Sejak diluncurkan, Program Kampung Bahagia telah melibatkan ratusan RT di Kota Jambi dengan berbagai kegiatan pembangunan yang disesuaikan dengan kebutuhan warga, mulai dari pembangunan jalan lingkungan, drainase, CCTV, fasilitas sosial hingga penguatan program persampahan berbasis masyarakat melalui OPBM. Program ini mendapat perhatian hingga tingkat nasional karena mengedepankan partisipasi warga sebagai pelaku utama pembangunan. Keberhasilan program tersebut tidak terlepas dari tingginya semangat gotong royong masyarakat Kota Jambi yang selama ini terus terjaga. Berharap semangat kebersamaan yang sudah terbentuk melalui Kampung Bahagia dapat terus dipertahankan dan diwariskan kepada generasi berikutnya.
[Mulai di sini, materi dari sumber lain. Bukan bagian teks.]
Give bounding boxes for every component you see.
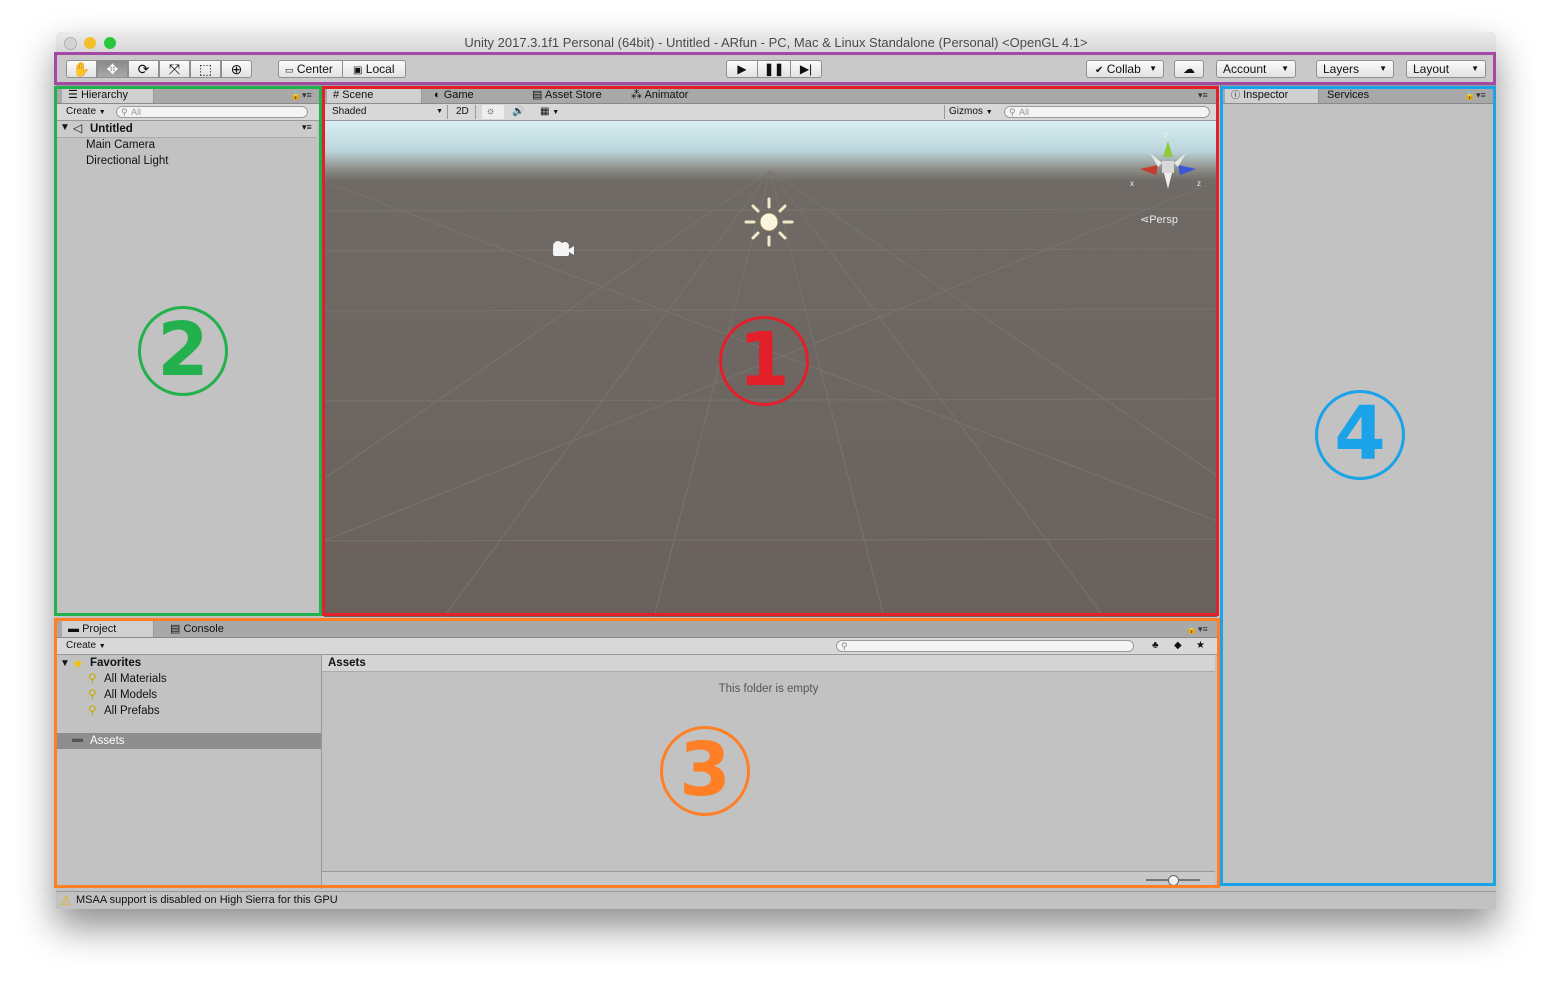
project-region-highlight <box>54 618 1220 888</box>
inspector-region-highlight <box>1220 86 1496 886</box>
annotation-number-3: 3 <box>660 726 750 816</box>
annotation-number-1: 1 <box>719 316 809 406</box>
close-window-button[interactable] <box>64 37 77 50</box>
status-message: MSAA support is disabled on High Sierra … <box>76 894 338 906</box>
window-title: Unity 2017.3.1f1 Personal (64bit) - Unti… <box>464 35 1088 50</box>
toolbar-region-highlight <box>54 52 1496 85</box>
warning-icon: ⚠ <box>60 893 72 908</box>
maximize-window-button[interactable] <box>104 37 116 49</box>
annotation-number-4: 4 <box>1315 390 1405 480</box>
annotation-number-2: 2 <box>138 306 228 396</box>
minimize-window-button[interactable] <box>84 37 96 49</box>
status-bar[interactable]: ⚠ MSAA support is disabled on High Sierr… <box>56 891 1496 909</box>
"Yang dibangun bukan hanya jalan, drainase atau fasilitas lingkungan. Yang lebih penting adalah membangun rasa kebersamaan, kepedulian, dan semangat untuk memajukan lingkungan secara bersama-sama," tegasnya.
Diza juga mengajak seluruh ketua RT, tokoh masyarakat, tokoh pemuda dan warga untuk terus mendukung berbagai program Pemerintah Kota Jambi yang saat ini sedang berjalan. Pembangunan akan berjalan lebih cepat dan tepat sasaran ketika pemerintah dan masyarakat berada dalam satu semangat yang sama.
Serah terima kegiatan fisik Kampung Bahagia tersebut sekaligus menjadi bukti bahwa pembangunan berbasis komunitas yang digagas Pemerintah Kota Jambi mulai memberikan dampak nyata bagi masyarakat. Tidak hanya menghadirkan infrastruktur yang lebih baik, tetapi juga memperkuat budaya gotong royong yang selama ini menjadi identitas masyarakat Kota Jambi.